I began to critique the language and cultural norms I used in class, and adopt ones that were more inclusive. I asked students to share their cultures and languages within the class, and made a point of standing aside and giving the platform to non-white voices where possible. I discussed the concept of white privilege with older students, which led to some fascinating conversations and ideas from learners about how they viewed their place in the world.
Once, after such a conversation, my Y10 class were completing a careers survey. A couple of students called me over and pointed out that all the photos on the site had white people doing the jobs, with a few exceptions of Maori carrying out traditional crafts. The class discussed how to approach this, and with help from their English teacher, wrote to Careers NZ. They responded very positively and a representative came to the school to discuss their concerns and they took some photos of our very diverse students to add to their photo bank for future use.

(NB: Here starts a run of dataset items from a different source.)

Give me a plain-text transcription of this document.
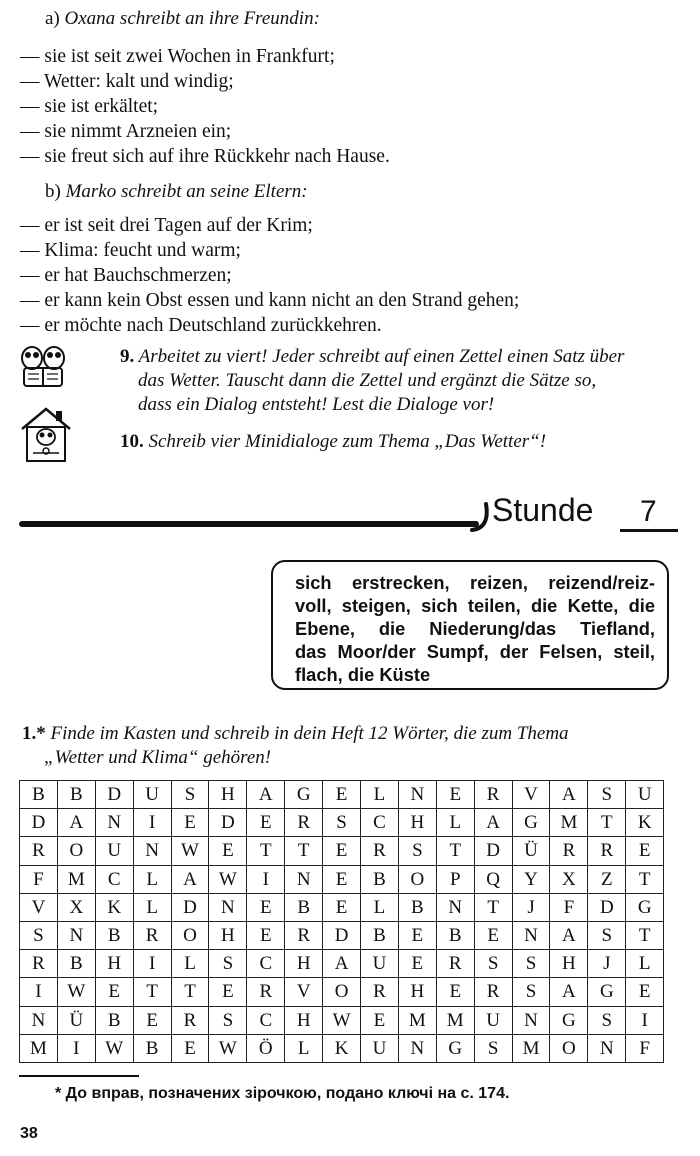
a) Oxana schreibt an ihre Freundin:
— sie ist seit zwei Wochen in Frankfurt;
— Wetter: kalt und windig;
— sie ist erkältet;
— sie nimmt Arzneien ein;
— sie freut sich auf ihre Rückkehr nach Hause.
b) Marko schreibt an seine Eltern:
— er ist seit drei Tagen auf der Krim;
— Klima: feucht und warm;
— er hat Bauchschmerzen;
— er kann kein Obst essen und kann nicht an den Strand gehen;
— er möchte nach Deutschland zurückkehren.
9. Arbeitet zu viert! Jeder schreibt auf einen Zettel einen Satz über
das Wetter. Tauscht dann die Zettel und ergänzt die Sätze so,
dass ein Dialog entsteht! Lest die Dialoge vor!
10. Schreib vier Minidialoge zum Thema „Das Wetter“!
Stunde 7
sich erstrecken, reizen, reizend/reiz-
voll, steigen, sich teilen, die Kette, die
Ebene, die Niederung/das Tiefland,
das Moor/der Sumpf, der Felsen, steil,
flach, die Küste
1.* Finde im Kasten und schreib in dein Heft 12 Wörter, die zum Thema
„Wetter und Klima“ gehören!
B	B	D	U	S	H	A	G	E	L	N	E	R	V	A	S	U
D	A	N	I	E	D	E	R	S	C	H	L	A	G	M	T	K
R	O	U	N	W	E	T	T	E	R	S	T	D	Ü	R	R	E
F	M	C	L	A	W	I	N	E	B	O	P	Q	Y	X	Z	T
V	X	K	L	D	N	E	B	E	L	B	N	T	J	F	D	G
S	N	B	R	O	H	E	R	D	B	E	B	E	N	A	S	T
R	B	H	I	L	S	C	H	A	U	E	R	S	S	H	J	L
I	W	E	T	T	E	R	V	O	R	H	E	R	S	A	G	E
N	Ü	B	E	R	S	C	H	W	E	M	M	U	N	G	S	I
M	I	W	B	E	W	Ö	L	K	U	N	G	S	M	O	N	F
* До вправ, позначених зірочкою, подано ключі на с. 174.
38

Giving them the vocabulary and confidence to challenge what they saw as an a lack of representation was very powerful, and gave them agency to make positive change.
Currently, my Year 8 have just finished looking at materials science, within the context of buildings and the local construction of the new Ormiston Town Centre. Seeing an opportunity to develop this, we investigated the Special Housing Area proposal for Ihumatao, and the group of local rangatahi who oppose the build. The students learned about the confiscation of the land in the 19th Century, the importance of the site as a waahi tapu, and the arguments for and against new housing. This led to the students learning relevant words in te reo and some understanding about Maori culture that they had not come across before. This mahi culminated in both classes visiting the Otuataua stonefields and being given a tour by park rangers. It made their work in class much more relevant and real, and they came away with greater understanding of the Maori's struggles to have their claims and rights recognised than if it had been taught out of this context.
I've come a long way since my arrival, and I still have a long way to go, but it's been an incredibly rewarding journey.